Last time we looked at Cassandra’s ClientRequest metrics. However they only take you so far as they are for all keyspaces and tables. Once you have identified a problem it is them time to zero in on a particular table. Assuming of course your issue is with Cassandra and not say the network connectivity between Cassandra nodes.
For this the metrics we want to look are are:
o.a.c.m.ColumnFamily.[keyspace name].[table name].{WriteLatency, ReadLatency, SSTablesPerReadHistogram, EstimatedPartitionSizeHistogram}
You can find all these metrics with the above pattern using jconsole
and
graphite
using the techniques
described in the previous post however this post will stick to nodetool
.
Remember the simplified three layers of Cassandra:
The ColumnFamily metrics are in the Storage layer in the o.a.c.db
pacakge.

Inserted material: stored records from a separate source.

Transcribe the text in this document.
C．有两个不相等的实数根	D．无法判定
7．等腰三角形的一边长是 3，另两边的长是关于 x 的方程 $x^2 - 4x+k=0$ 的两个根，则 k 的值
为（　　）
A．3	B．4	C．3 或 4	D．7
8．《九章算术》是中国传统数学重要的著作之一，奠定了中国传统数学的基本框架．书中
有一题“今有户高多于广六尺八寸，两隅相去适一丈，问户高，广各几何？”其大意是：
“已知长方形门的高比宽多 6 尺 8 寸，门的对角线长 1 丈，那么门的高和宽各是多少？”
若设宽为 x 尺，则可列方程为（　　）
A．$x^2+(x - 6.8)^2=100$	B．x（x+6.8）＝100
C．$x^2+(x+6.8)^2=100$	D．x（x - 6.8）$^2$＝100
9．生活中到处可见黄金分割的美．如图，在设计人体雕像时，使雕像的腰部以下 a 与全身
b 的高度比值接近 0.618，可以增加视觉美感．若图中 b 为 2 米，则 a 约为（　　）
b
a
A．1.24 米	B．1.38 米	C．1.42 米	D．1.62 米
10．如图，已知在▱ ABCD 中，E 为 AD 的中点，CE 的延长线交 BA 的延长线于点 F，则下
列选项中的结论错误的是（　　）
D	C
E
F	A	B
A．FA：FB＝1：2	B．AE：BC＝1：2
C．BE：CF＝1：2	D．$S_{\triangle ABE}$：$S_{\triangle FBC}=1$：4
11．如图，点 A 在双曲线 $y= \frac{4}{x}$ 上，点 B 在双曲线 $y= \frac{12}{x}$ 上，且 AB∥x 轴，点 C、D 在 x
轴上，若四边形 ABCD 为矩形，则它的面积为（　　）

They do not include any network time associated with meeting your consistency level.
The output from nodetool cfhistograms
looks similar to proxyhistograms
but also includes
SSTables
, Partition Size
and Cell Count
Percentile SSTables Write Latency Read Latency Partition Size Cell Count
(micros) (micros) (bytes)
50% 1.00 11.86 61.21 258 5
75% 1.00 14.24 73.46 258 5
95% 2.00 17.08 126.93 258 5
98% 2.00 20.50 263.21 258 5
99% 2.00 24.60 1131.75 258 5
Min 0.00 2.30 14.24 180 5
Max 3.00 464228.84 74975.55 258 5
The Write Latency
and Read Latency
are what you’d expect. On this node 99% of
writes took less than 24.60 microseconds and 99% of reads took less than
1131.75 microseconds. These are very good figures and are from a high end SSD
running cassandra-stress
. Remember the end to end operations take much longer
than the above figures.
This is just the storage layer of Cassandra and many of these reads won’t even have required disk access as it is all in the OS’s page cache.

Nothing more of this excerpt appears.